The Prompt Report: A Systematic Survey of Prompt Engineering Techniques
This work addresses the need for a unified framework in prompt engineering for developers and researchers, though it is incremental as it synthesizes existing knowledge rather than introducing new methods.
The paper tackles the problem of fragmented terminology and understanding in prompt engineering by establishing a structured taxonomy and vocabulary, resulting in a comprehensive survey that includes 33 vocabulary terms, 58 LLM prompting techniques, and 40 techniques for other modalities.

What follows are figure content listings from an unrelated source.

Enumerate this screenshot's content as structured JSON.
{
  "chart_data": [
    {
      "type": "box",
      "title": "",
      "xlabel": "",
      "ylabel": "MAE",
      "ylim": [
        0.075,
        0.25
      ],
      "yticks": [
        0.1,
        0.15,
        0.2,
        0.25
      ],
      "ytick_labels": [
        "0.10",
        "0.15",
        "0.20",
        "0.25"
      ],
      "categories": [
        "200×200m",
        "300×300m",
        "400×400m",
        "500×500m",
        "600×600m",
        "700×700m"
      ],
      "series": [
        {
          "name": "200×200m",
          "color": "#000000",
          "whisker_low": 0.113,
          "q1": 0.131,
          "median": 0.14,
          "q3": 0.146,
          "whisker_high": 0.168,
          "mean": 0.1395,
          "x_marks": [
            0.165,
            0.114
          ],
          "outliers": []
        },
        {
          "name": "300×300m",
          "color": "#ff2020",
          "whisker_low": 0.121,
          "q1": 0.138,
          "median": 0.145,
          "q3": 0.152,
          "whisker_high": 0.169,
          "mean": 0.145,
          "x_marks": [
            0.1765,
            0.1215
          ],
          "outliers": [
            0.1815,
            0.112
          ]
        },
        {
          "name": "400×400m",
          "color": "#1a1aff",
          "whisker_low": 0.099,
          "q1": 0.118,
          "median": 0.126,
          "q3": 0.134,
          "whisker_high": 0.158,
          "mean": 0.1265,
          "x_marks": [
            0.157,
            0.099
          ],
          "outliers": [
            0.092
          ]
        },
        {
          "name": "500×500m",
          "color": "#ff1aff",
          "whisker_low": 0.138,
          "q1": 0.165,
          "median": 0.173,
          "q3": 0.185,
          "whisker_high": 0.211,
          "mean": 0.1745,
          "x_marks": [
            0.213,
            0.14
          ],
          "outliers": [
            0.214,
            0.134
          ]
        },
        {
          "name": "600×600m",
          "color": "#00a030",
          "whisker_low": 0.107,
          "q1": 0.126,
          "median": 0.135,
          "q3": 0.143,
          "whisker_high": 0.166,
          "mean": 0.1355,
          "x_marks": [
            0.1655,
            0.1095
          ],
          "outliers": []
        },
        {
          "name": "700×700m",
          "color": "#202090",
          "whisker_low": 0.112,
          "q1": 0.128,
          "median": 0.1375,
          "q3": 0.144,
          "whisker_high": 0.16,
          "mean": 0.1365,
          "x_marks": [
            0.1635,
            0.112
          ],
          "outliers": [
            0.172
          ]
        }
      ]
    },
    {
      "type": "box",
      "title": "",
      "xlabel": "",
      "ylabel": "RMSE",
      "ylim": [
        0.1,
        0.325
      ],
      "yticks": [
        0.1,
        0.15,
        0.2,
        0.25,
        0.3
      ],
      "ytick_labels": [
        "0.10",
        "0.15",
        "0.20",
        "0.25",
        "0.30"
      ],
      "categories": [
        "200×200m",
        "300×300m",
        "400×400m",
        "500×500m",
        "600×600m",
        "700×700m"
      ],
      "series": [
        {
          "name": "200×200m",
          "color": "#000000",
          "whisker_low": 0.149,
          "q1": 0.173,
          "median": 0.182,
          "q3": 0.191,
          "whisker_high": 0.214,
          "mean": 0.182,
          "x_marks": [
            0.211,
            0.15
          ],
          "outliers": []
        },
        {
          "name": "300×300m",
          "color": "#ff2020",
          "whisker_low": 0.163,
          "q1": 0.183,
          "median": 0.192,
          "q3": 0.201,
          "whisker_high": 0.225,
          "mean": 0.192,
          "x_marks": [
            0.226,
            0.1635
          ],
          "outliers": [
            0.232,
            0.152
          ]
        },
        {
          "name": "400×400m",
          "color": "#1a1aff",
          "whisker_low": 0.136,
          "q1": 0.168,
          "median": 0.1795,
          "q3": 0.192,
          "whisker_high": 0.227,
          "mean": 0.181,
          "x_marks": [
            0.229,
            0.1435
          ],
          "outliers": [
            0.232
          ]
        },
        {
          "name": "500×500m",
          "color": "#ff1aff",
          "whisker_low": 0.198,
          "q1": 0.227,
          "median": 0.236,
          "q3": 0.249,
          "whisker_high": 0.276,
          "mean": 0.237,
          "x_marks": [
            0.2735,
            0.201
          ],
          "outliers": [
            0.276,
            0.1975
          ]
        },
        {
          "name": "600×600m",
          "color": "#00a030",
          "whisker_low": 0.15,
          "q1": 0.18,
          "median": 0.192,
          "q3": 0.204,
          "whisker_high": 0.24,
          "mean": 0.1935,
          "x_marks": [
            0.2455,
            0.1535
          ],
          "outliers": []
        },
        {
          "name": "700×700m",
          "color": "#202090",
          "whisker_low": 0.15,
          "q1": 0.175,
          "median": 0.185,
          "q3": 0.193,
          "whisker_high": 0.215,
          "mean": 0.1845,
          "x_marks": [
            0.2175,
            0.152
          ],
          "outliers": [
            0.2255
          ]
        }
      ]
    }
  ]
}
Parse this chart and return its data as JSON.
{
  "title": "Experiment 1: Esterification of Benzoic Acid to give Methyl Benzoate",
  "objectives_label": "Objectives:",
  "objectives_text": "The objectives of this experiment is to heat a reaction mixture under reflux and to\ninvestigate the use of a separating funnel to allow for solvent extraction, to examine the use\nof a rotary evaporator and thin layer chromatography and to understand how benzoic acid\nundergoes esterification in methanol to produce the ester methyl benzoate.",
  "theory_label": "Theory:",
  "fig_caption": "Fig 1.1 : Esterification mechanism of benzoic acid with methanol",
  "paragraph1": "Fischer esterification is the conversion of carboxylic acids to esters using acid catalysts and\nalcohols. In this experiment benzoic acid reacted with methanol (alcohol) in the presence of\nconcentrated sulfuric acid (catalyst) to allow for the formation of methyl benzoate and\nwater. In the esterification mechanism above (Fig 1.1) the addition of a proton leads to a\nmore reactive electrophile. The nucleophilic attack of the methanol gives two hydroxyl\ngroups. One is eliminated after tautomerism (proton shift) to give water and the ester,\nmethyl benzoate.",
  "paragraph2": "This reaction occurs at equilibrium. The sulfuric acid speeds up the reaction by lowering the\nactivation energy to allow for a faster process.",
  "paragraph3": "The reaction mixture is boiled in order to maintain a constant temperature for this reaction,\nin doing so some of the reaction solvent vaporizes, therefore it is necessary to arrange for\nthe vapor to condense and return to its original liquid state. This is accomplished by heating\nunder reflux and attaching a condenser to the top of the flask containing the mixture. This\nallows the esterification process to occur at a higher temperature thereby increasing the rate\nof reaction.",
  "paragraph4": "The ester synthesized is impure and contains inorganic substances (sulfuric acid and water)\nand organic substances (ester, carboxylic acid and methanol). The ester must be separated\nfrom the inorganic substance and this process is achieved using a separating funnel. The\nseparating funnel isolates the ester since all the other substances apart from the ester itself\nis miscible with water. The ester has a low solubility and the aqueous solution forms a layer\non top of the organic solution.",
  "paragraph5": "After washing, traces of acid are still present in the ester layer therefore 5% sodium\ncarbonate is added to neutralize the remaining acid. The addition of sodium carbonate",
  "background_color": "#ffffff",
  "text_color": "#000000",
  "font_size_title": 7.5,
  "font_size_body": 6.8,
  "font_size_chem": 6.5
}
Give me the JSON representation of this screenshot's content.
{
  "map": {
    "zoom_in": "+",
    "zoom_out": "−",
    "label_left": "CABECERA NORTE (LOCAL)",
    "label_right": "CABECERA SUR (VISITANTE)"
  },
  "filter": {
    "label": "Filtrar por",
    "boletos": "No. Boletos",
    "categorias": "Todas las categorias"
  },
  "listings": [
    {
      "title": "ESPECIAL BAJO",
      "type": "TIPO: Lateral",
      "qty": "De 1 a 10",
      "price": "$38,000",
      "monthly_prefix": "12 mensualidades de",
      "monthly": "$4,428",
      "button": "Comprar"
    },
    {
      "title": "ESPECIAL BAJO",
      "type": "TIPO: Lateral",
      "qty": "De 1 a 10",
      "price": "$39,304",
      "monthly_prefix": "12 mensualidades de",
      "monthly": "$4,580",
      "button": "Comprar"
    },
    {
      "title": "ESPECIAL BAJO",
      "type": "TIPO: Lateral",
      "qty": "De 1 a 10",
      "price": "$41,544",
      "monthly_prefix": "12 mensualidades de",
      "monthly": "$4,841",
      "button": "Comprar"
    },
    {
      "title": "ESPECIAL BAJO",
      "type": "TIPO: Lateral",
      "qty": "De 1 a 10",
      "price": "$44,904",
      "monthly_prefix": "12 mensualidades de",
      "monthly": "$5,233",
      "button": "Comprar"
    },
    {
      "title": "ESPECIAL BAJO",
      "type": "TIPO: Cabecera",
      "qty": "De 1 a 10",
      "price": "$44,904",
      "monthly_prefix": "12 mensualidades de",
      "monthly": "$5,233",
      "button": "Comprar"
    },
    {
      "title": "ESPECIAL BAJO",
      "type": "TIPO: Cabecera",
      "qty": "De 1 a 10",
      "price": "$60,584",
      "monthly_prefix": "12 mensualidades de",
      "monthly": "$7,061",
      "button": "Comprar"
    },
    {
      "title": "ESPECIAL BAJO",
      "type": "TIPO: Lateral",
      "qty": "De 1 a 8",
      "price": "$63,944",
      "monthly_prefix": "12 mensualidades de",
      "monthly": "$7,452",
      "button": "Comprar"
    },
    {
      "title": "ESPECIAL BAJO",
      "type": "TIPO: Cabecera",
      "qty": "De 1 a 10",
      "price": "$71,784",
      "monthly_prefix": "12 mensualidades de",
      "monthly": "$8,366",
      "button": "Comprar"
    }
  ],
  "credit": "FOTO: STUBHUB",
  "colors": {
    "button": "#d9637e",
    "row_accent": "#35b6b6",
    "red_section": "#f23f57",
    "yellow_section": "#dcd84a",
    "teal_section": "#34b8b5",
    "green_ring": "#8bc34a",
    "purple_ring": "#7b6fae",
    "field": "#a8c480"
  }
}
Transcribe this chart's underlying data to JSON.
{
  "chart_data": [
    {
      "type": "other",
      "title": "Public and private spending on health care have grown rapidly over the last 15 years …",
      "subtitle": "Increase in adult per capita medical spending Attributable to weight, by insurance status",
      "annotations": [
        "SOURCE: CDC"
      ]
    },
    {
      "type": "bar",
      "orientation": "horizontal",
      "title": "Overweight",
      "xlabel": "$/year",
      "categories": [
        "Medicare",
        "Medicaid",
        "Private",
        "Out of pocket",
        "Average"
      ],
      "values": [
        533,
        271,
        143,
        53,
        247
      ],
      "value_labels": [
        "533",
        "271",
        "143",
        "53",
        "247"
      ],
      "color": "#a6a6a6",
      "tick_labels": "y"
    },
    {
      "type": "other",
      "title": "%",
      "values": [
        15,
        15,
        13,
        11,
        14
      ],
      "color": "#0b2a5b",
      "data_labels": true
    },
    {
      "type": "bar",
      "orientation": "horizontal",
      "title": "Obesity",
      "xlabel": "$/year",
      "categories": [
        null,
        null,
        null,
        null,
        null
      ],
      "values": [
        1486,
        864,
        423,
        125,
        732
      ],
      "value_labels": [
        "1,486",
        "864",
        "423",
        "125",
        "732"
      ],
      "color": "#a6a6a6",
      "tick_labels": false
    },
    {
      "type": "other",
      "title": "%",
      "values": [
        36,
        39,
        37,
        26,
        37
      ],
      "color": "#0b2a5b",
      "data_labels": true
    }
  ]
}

Generative Artificial Intelligence (GenAI) systems are increasingly being deployed across diverse industries and research domains. Developers and end-users interact with these systems through the use of prompting and prompt engineering. Although prompt engineering is a widely adopted and extensively researched area, it suffers from conflicting terminology and a fragmented ontological understanding of what constitutes an effective prompt due to its relatively recent emergence. We establish a structured understanding of prompt engineering by assembling a taxonomy of prompting techniques and analyzing their applications. We present a detailed vocabulary of 33 vocabulary terms, a taxonomy of 58 LLM prompting techniques, and 40 techniques for other modalities. Additionally, we provide best practices and guidelines for prompt engineering, including advice for prompting state-of-the-art (SOTA) LLMs such as ChatGPT. We further present a meta-analysis of the entire literature on natural language prefix-prompting. As a culmination of these efforts, this paper presents the most comprehensive survey on prompt engineering to date.